June 17, 2011 | Creative Writing II,DA Series: The Graphic Novel,Draven Atreides,Draven Atreides, Teenage Informant Series,Life in General,The 4-1-1 on Me,Writer Moment
My session with Bryan last night started with an email to him the previous day stating that I needed a brainstorming session. I had finally finished Chapter One of the GN and was prepared to tell him that we probably wouldn’t be meeting for a while because I needed to rework some scenes.
I was taking the suggestion he’d made–as well as a comment from a mentor–under advisement about adding more action scenes. When Bryan and I met up I asked him how I could do that and we talked about it. I told him about the creative writing class I’m taking right now and how I was hoping the morning pages exercise would help me get back into a writing routine. And to help me hear the voices again.
Draven and I aren’t talking right now.
In fact, we haven’t conversed since around this time last year, when I dusted off Book 1 and revised the first 50 pages. Again. For, like, the 3rd or 4th time. My thoughts have been very quiet and not in a good way. I told Bryan that it’s been like chirping crickets in my mind for quite some time and he suggested that maybe there’s a reason.

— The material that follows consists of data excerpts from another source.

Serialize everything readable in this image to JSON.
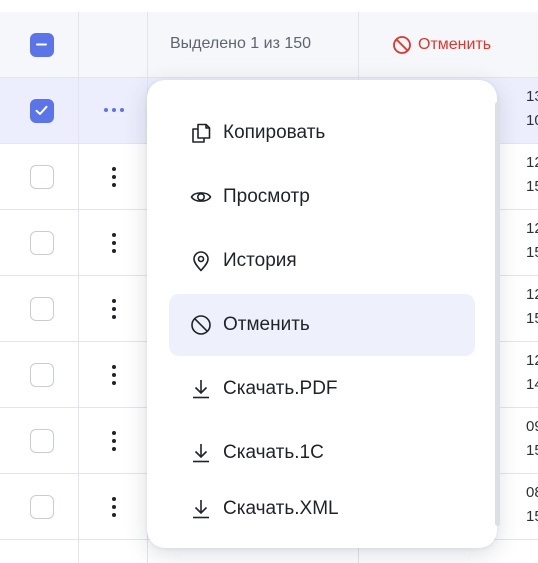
{
  "header": {
    "selected_text": "Выделено 1 из 150",
    "cancel_label": "Отменить"
  },
  "rows": [
    {
      "c1": "13",
      "c2": "10",
      "selected": true
    },
    {
      "c1": "12",
      "c2": "15",
      "selected": false
    },
    {
      "c1": "12",
      "c2": "15",
      "selected": false
    },
    {
      "c1": "12",
      "c2": "15",
      "selected": false
    },
    {
      "c1": "12",
      "c2": "14",
      "selected": false
    },
    {
      "c1": "09",
      "c2": "15",
      "selected": false
    },
    {
      "c1": "08",
      "c2": "15",
      "selected": false
    }
  ],
  "menu": {
    "items": [
      {
        "label": "Копировать",
        "icon": "copy-icon"
      },
      {
        "label": "Просмотр",
        "icon": "eye-icon"
      },
      {
        "label": "История",
        "icon": "location-pin-icon"
      },
      {
        "label": "Отменить",
        "icon": "cancel-circle-icon",
        "active": true
      },
      {
        "label": "Скачать.PDF",
        "icon": "download-icon"
      },
      {
        "label": "Скачать.1С",
        "icon": "download-icon"
      },
      {
        "label": "Скачать.XML",
        "icon": "download-icon"
      }
    ]
  },
  "colors": {
    "accent": "#5b74e8",
    "danger": "#e0352b",
    "selected_row": "#eceefd",
    "active_item": "#eef0fb"
  }
}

Maybe she’s trying to tell me something and I haven’t been listening. He said maybe I need to have an artist date and find out what’s going on with Draven.
So I took his advice.
Today, after getting home from work, I went on an artist date.
In the tub.
It didn’t take long.
My first book, Secrets and Kisses, was an idea.
My second book, Dance Jam Productions, was a reoccurring dream I kept having. Once I wrote it, I stopped having the dream.
The Draven series was an idea. The idea was based off of my niece and I was writing it for her. In a “Hey, wouldn’t it be cool to write a YA series about a strong, kick-ass African-American heroine? Don’t see much of those” kind of way.
And it was good.
Boy-howdy, the conversations
we she had.
And it was good. For two books.
Conversation started getting strained around Book 3, when I was trying to write her next assignment for NaNoWriMo in 2009.
Yeah. That was like finding a turd in a punch bowl.
And, as I mentioned, things were good for a little while around this time last year.
But here we are again. Same time, different year. And Draven is silent again. Even as I worked on Chapter One of the GN, she never said a word.
I got scared. I was afraid I was losing my creative spark and for a writer, well, *holds out arms, wrist side up*, let’s just say that’s not a good thing.
I thought it was because of school. That even after nearly 3 yrs in, I’m still trying to find that work/life/school balance…and school’s winning by a landslide.
But that’s not it.
Well, Bryan, you’ll be happy to know that I figured it out.
Draven’s not talking to me anymore because someone else is.
Another reoccurring dream (I think there’s a pattern emerging). One that’s been hanging on for a very long time. I’ve been trying to block her out, covering my ears and ignoring her, because she’s not a teenager. I keep saying “I write YA!” But I don’t think she cares. LOL. No, no, I don’t think, I know: she doesn’t care.
I’m a little superstitious and I believe in signs. When it comes to my writing, that is. And I really can’t believe that I’ve been ignoring this one.
So I’m not going to any longer.
With that being said, I’ve decided to put the Draven GN series on the back burner for a little while.
The idea is still there. I still love the idea of a teenage FBI informant.
But someone other than Draven is talking now and she won’t shut. the fuck. up.
So I’m going to let her speak her peace and see what happens.
I’ll be sure to let you know how it goes.